Reste que les orléanais considèrent cet événement avec une certaine distance, et hormis les personnes pour qui « il n’y a pas de fumée sans feu », l’affaire a été comprise et classée.
Question : Vous travaillez beaucoup dans le domaine de la mémoire, en particulier dans le milieu enseignant. Que faîtes vous ? Quels sont vos contacts ?
Réponse : L’étude et la transmission de notre histoire étant fondamentale pour moi, je travaille autour de la question difficile de l’enseignement de la Shoah. Je le fais à la fois en tant que représentante du CRIF dans ma Région, et également comme membre de deux Institutions : Le CERCIL (Centre d’Etude et de Recherche sur la Déportation juive et les Camps du Loiret), et YAD LAYELED France, qui œuvre plus particulièrement dans toutes ces questions.

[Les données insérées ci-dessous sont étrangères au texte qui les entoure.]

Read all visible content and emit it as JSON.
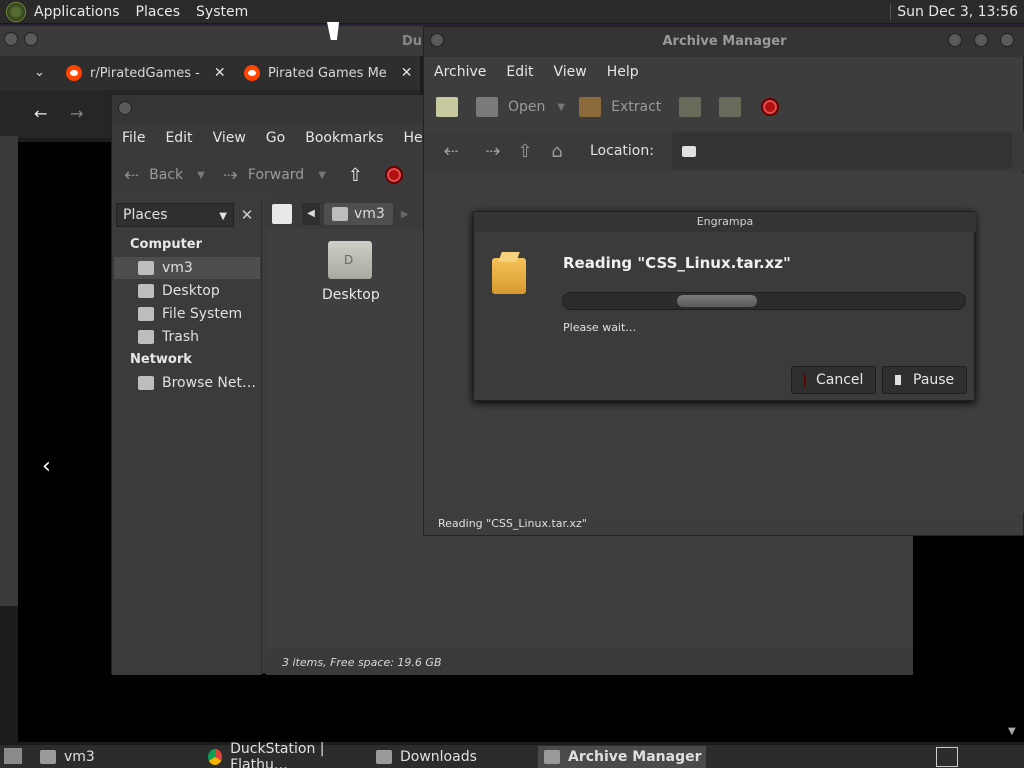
{
  "top_panel": {
    "menus": [
      "Applications",
      "Places",
      "System"
    ],
    "clock": "Sun Dec 3, 13:56"
  },
  "browser": {
    "title_partial": "Du",
    "tabs": [
      {
        "label": "r/PiratedGames -",
        "close": "✕"
      },
      {
        "label": "Pirated Games Me",
        "close": "✕"
      }
    ],
    "tab_dropdown": "⌄",
    "back": "←",
    "forward": "→",
    "content_back": "‹"
  },
  "caja": {
    "menus": [
      "File",
      "Edit",
      "View",
      "Go",
      "Bookmarks",
      "Help"
    ],
    "toolbar": {
      "back": "Back",
      "forward": "Forward"
    },
    "sidebar": {
      "selector": "Places",
      "close": "✕",
      "sections": [
        {
          "heading": "Computer",
          "items": [
            "vm3",
            "Desktop",
            "File System",
            "Trash"
          ]
        },
        {
          "heading": "Network",
          "items": [
            "Browse Net…"
          ]
        }
      ]
    },
    "path": {
      "current": "vm3"
    },
    "items": [
      {
        "label": "Desktop"
      }
    ],
    "status": "3 items, Free space: 19.6 GB"
  },
  "archive": {
    "title": "Archive Manager",
    "menus": [
      "Archive",
      "Edit",
      "View",
      "Help"
    ],
    "toolbar": {
      "open": "Open",
      "extract": "Extract"
    },
    "location_label": "Location:",
    "status": "Reading \"CSS_Linux.tar.xz\""
  },
  "dialog": {
    "title": "Engrampa",
    "heading": "Reading \"CSS_Linux.tar.xz\"",
    "message": "Please wait…",
    "cancel": "Cancel",
    "pause": "Pause"
  },
  "taskbar": {
    "items": [
      {
        "label": "vm3",
        "active": false
      },
      {
        "label": "DuckStation | Flathu…",
        "active": false
      },
      {
        "label": "Downloads",
        "active": false
      },
      {
        "label": "Archive Manager",
        "active": true
      }
    ]
  }
}
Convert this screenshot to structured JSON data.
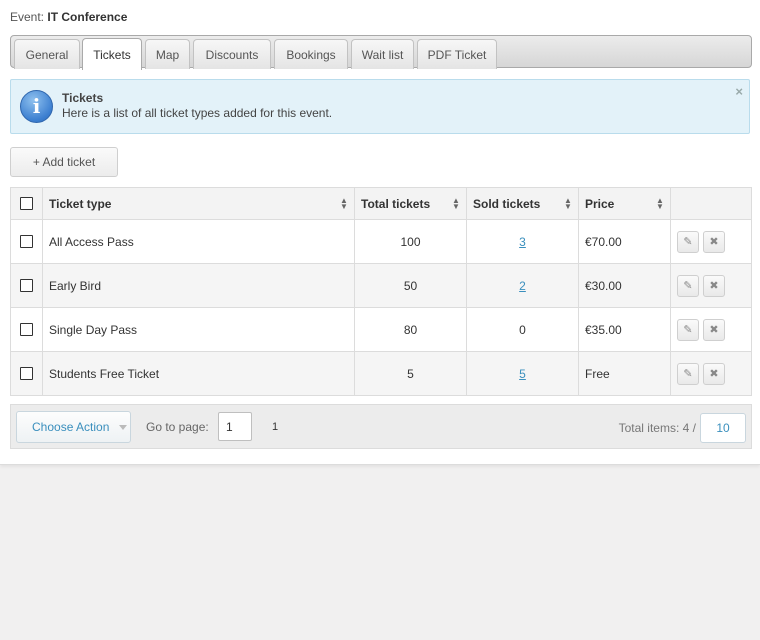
{
  "event": {
    "label": "Event:",
    "name": "IT Conference"
  },
  "tabs": [
    {
      "label": "General"
    },
    {
      "label": "Tickets",
      "active": true
    },
    {
      "label": "Map"
    },
    {
      "label": "Discounts"
    },
    {
      "label": "Bookings"
    },
    {
      "label": "Wait list"
    },
    {
      "label": "PDF Ticket"
    }
  ],
  "info": {
    "title": "Tickets",
    "text": "Here is a list of all ticket types added for this event.",
    "close_glyph": "×",
    "icon": "info-icon"
  },
  "toolbar": {
    "add_label": "+ Add ticket"
  },
  "table": {
    "headers": {
      "ticket_type": "Ticket type",
      "total_tickets": "Total tickets",
      "sold_tickets": "Sold tickets",
      "price": "Price"
    },
    "rows": [
      {
        "ticket_type": "All Access Pass",
        "total": "100",
        "sold": "3",
        "sold_link": true,
        "price": "€70.00"
      },
      {
        "ticket_type": "Early Bird",
        "total": "50",
        "sold": "2",
        "sold_link": true,
        "price": "€30.00"
      },
      {
        "ticket_type": "Single Day Pass",
        "total": "80",
        "sold": "0",
        "sold_link": false,
        "price": "€35.00"
      },
      {
        "ticket_type": "Students Free Ticket",
        "total": "5",
        "sold": "5",
        "sold_link": true,
        "price": "Free"
      }
    ],
    "row_actions": {
      "edit_icon": "pencil-icon",
      "delete_icon": "close-icon"
    }
  },
  "pager": {
    "action_label": "Choose Action",
    "goto_label": "Go to page:",
    "goto_value": "1",
    "pages": [
      "1"
    ],
    "total_label": "Total items: 4 /",
    "per_page": "10"
  },
  "colors": {
    "link": "#3a8fbd",
    "info_bg": "#e3f2f9",
    "info_border": "#b9dcec"
  }
}
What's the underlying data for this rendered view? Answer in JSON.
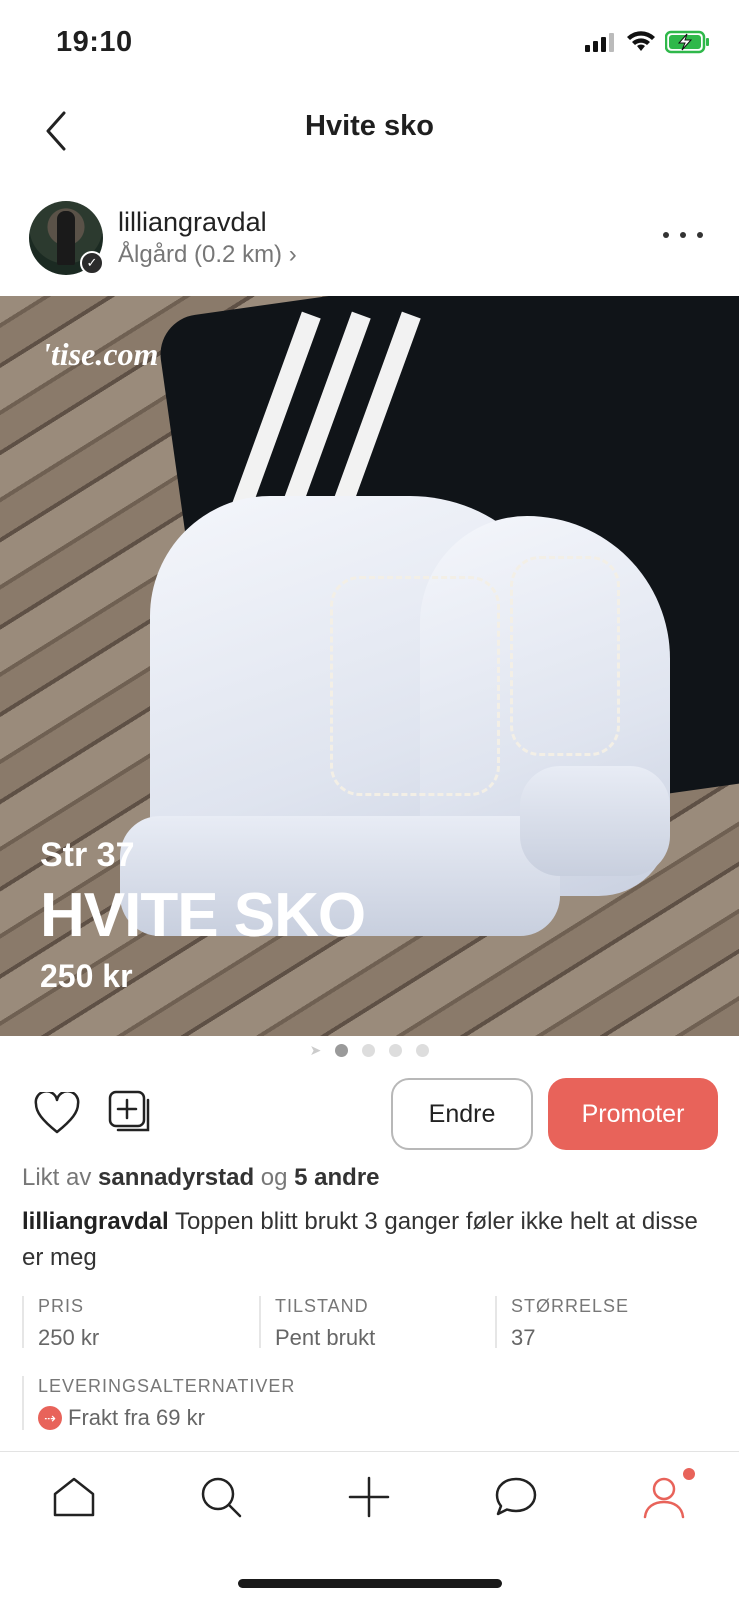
{
  "status_bar": {
    "time": "19:10",
    "icons": [
      "cellular-signal-icon",
      "wifi-icon",
      "battery-charging-icon"
    ]
  },
  "header": {
    "title": "Hvite sko",
    "back_icon": "chevron-left-icon"
  },
  "seller": {
    "username": "lilliangravdal",
    "location": "Ålgård (0.2 km) ›",
    "verified_icon": "checkmark-icon"
  },
  "image_overlay": {
    "watermark": "'tise.com",
    "size_text": "Str 37",
    "title_text": "HVITE SKO",
    "price_text": "250 kr"
  },
  "carousel": {
    "pages": 4,
    "active": 1,
    "location_icon": "location-arrow-icon"
  },
  "actions": {
    "edit_label": "Endre",
    "promote_label": "Promoter"
  },
  "likes": {
    "prefix": "Likt av",
    "user": "sannadyrstad",
    "joiner": "og",
    "others": "5 andre"
  },
  "description": {
    "user": "lilliangravdal",
    "text": " Toppen blitt brukt 3 ganger føler ikke helt at disse er meg"
  },
  "details": [
    {
      "label": "PRIS",
      "value": "250 kr"
    },
    {
      "label": "TILSTAND",
      "value": "Pent brukt"
    },
    {
      "label": "STØRRELSE",
      "value": "37"
    }
  ],
  "delivery": {
    "label": "LEVERINGSALTERNATIVER",
    "value": "Frakt fra 69 kr"
  },
  "tab_bar": {
    "items": [
      "home-icon",
      "search-icon",
      "plus-icon",
      "chat-bubble-icon",
      "profile-icon"
    ]
  },
  "colors": {
    "accent": "#e8635a",
    "text": "#222222",
    "muted": "#777777"
  }
}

Je travaille donc avec les enseignants du primaire, du secondaire, avec les Instituts Universitaires de Formations des Maîtres, les Centres Nationaux de Documentation Pédagogique, ainsi qu’avec les témoins de cette période- survivants de la déportation, ex-enfants cachés etc- en m’appuyant sur l’expérience d’autres Institutions se consacrant au travail de mémoire, et sur les travaux des historiens. Nous organisons des colloques à Orléans et la Région, des séminaires (en Israël même), des conférences et tables rondes, des projections de films, des lectures spectacles, des publications d’ouvrages inédits. Par ailleurs, nous diffusons actuellement une Mallette pédagogique, « L’enfant et la Shoah », destinée aux élèves de CM2 et de Collèges. Par ailleurs, nous faisons circuler plusieurs expositions sur différents thèmes dans toute la France. Enfin, j’ajoute que plusieurs remises de Médailles des Justes parmi les Nations à des personnes qui ont sauvé des Juifs sous l’occupation ont eu lieu à Orléans. La dernière Cérémonie en date (le 31 mars 2004) s’est déroulée en présence de Madame Simone Veil qui a rencontré les élèves du Lycée de Beaune la Rolande, avec lesquels je travaille sur un projet « mémoire ». Elle a d’ailleurs témoigné pour eux de son expérience concentrationnaire. Le Député Maire d’Orléans et le Préfet de la Région Centre ont largement contribué à la réussite de cette Journée.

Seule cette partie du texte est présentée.